Over the past few years, there have been more and more children taking part in paid work for many purposes concerning money, work experience, skills and so on. The question is whether starting going to work early is definitely beneficial or harmful to themselves. (I dont think its a good thesis sentence, coz I wrote it before and Enda crticize me. You should tell the readers what is beneficial and what is drawbacks.)
To begin with, it is undeniable that children who are engaged in paid work might accumulate a myriad of work experience and skills including team-work, leadership, problem-solving and communication. Another evidence is that during working process with hard efforts, teenagers might understand the value of money, thereby, partly helping their parents in dealing with financial problems. Furthermore, they are not only become more independent than their peers on the individual level, but they also make a great contribution to reduce the unemployment rate, on the national level.
Try to cut off ur sentences, its way too long.
However, we should also bear in mind that participating in the workforce early can lead to some drawbacks. (what's shortcomings? top sentence is not good.)In reality, kids, at the age of growing, they have not yet developed completely in both physical and metal sides. Thus, if they have to work too much, they could suffer heath deterioration due to stress and pressure. Moreover, so passionate with work are children that they have not enough time to concentrate on academic studying at school. Hence, they have to face a bad results or even drop-out.

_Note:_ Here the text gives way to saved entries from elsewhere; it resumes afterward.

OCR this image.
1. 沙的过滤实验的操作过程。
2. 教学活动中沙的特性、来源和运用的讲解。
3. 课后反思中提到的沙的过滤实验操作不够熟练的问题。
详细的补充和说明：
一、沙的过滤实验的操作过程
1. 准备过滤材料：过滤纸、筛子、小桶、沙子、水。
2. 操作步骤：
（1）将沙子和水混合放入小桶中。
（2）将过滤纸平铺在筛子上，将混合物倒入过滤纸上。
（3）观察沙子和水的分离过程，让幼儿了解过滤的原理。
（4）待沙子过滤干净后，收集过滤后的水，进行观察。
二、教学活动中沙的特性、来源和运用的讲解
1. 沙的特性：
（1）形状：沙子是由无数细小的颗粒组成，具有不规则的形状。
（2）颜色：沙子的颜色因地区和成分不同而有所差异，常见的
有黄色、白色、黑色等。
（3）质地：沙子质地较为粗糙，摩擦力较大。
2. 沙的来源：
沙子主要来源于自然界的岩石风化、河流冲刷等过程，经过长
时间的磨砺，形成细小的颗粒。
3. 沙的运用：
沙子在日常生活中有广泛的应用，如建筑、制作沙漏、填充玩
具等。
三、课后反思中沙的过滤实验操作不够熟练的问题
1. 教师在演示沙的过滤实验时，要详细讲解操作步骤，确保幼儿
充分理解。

Finally, although the unemployment rate of countries might decrease, the number of children who are abused by manual work with low income is increasingly rise.
In conclusion, the issue of children's taking part in the workforce has pros and cons. The disadvantages seem to be stronger than the benefits. I suppose that children should be engaged in some sorts of paid work to gain more experience, skills and responsibilities. However, they have to balance their work versus heath and studying at school.
Actually, the luxical and intro is fine. BUT tons of overdue words are appeared in ur essay, it means overuse. The structure is fine, while the sentence is too long.
I dont like ur thesis and top sentence, just throw it away coz its meaningless. pros and cons? What is it exactly? Readers need to find it back.